L’agence internationale de l’énergie (AIE) estime qu’en 2022 l’extraction de pétrole et de gaz va générer près de 2 000 milliards de dollars de superprofits. En août 2022, le secrétaire général de l’ONU, Antonio Guterres, a reproché aux firmes énergétiques « une cupidité grotesque » et a ajouté qu’il était immoral que les groupes pétroliers et gaziers tirent des profits records de la crise énergétique sur le dos des plus pauvres et des collectivités, et tout cela aux dépens du climat. » Lors de l’assemblée générale de l’ONU de septembre 2022, il a exigé de tous les États qu’ils « imposent ces bénéfices excessifs » et qu’ils utilisent cet argent pour soutenir « les gens qui souffrent de l’augmentation des prix de l’alimentation et de l’énergie ». Au plan international, il circule tant aux USA qu’en Europe des initiatives législatives qui vont dans ce sens.

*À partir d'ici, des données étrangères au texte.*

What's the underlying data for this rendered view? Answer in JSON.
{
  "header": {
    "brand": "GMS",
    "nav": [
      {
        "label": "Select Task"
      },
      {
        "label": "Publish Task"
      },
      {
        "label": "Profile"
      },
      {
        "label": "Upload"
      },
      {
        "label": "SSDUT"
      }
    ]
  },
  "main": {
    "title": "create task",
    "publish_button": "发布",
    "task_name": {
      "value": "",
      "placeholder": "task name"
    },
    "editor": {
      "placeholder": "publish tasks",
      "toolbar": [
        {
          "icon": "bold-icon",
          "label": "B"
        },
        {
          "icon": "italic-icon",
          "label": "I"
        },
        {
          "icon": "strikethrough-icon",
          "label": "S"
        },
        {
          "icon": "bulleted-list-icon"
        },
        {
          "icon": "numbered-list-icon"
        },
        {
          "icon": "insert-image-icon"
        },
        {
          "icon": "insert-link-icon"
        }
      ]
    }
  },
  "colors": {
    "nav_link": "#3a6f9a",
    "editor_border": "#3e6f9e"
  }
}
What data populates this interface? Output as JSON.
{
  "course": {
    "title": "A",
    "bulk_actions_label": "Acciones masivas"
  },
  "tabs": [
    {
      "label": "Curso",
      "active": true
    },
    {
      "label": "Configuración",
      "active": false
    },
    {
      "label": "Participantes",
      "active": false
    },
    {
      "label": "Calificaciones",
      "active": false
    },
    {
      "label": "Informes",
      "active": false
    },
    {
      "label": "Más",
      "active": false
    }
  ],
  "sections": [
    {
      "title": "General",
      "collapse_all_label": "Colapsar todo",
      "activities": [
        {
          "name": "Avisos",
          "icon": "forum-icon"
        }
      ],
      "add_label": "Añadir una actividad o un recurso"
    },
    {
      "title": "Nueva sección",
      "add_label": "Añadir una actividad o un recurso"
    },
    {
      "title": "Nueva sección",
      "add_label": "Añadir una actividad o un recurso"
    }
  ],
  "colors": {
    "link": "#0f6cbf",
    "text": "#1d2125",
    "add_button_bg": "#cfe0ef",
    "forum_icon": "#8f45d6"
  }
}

À ce jour, cependant, le conseil fédéral suisse refuse toute imposition des superprofits. Mais l’initiative parlementaire portée par le président des Verts et conseiller national Balthasar Glättli en septembre 2022 pourrait bien y changer quelque chose. Celle-ci exige que les « superprofits manifestes en rapport avec la guerre contre l’Ukraine » soient temporairement imposés à un taux plus élevé dans la confédération. Les entreprises concernées seraient celles des secteurs de la production et de la distribution d’énergie, ainsi que les négoces de matières premières et la production d’armement.


Les profits records des groupes pétroliers

L’essence à la pompe et le gaz pour le chauffage ont coûté par moments plus cher que jamais. Les groupes pétroliers ont encaissé des superprofits qui ont atteint des sommets. Voici les bénéfices annuels (et non le chiffre d’affaires) par entité :

  • Exxon Mobil : 56 milliards de dollars ;
  • Shell : 40 milliards de dollars ;
  • Chevron : 36 milliards de dollars ;
  • Total : 36 milliards de dollars ;
  • BP : 28 milliards de dollars. C’est le bénéfice le plus important de l’histoire de cette société, qui a 114 ans.
  • Aramco : 42 milliards (rien que pour le deuxième trimestre 2022);
  • Gazprom : près de 40 milliards de dollars (rien que pour le premier semestre 2022);

Les groupes ont redistribué à leurs actionnaires une grande partie de ces gains par milliards sous forme de dividendes et racheté des actions (dont profiteront au bout du compte les actionnaires restants), écrit le NZZ (Neue Zürcher Zeitung).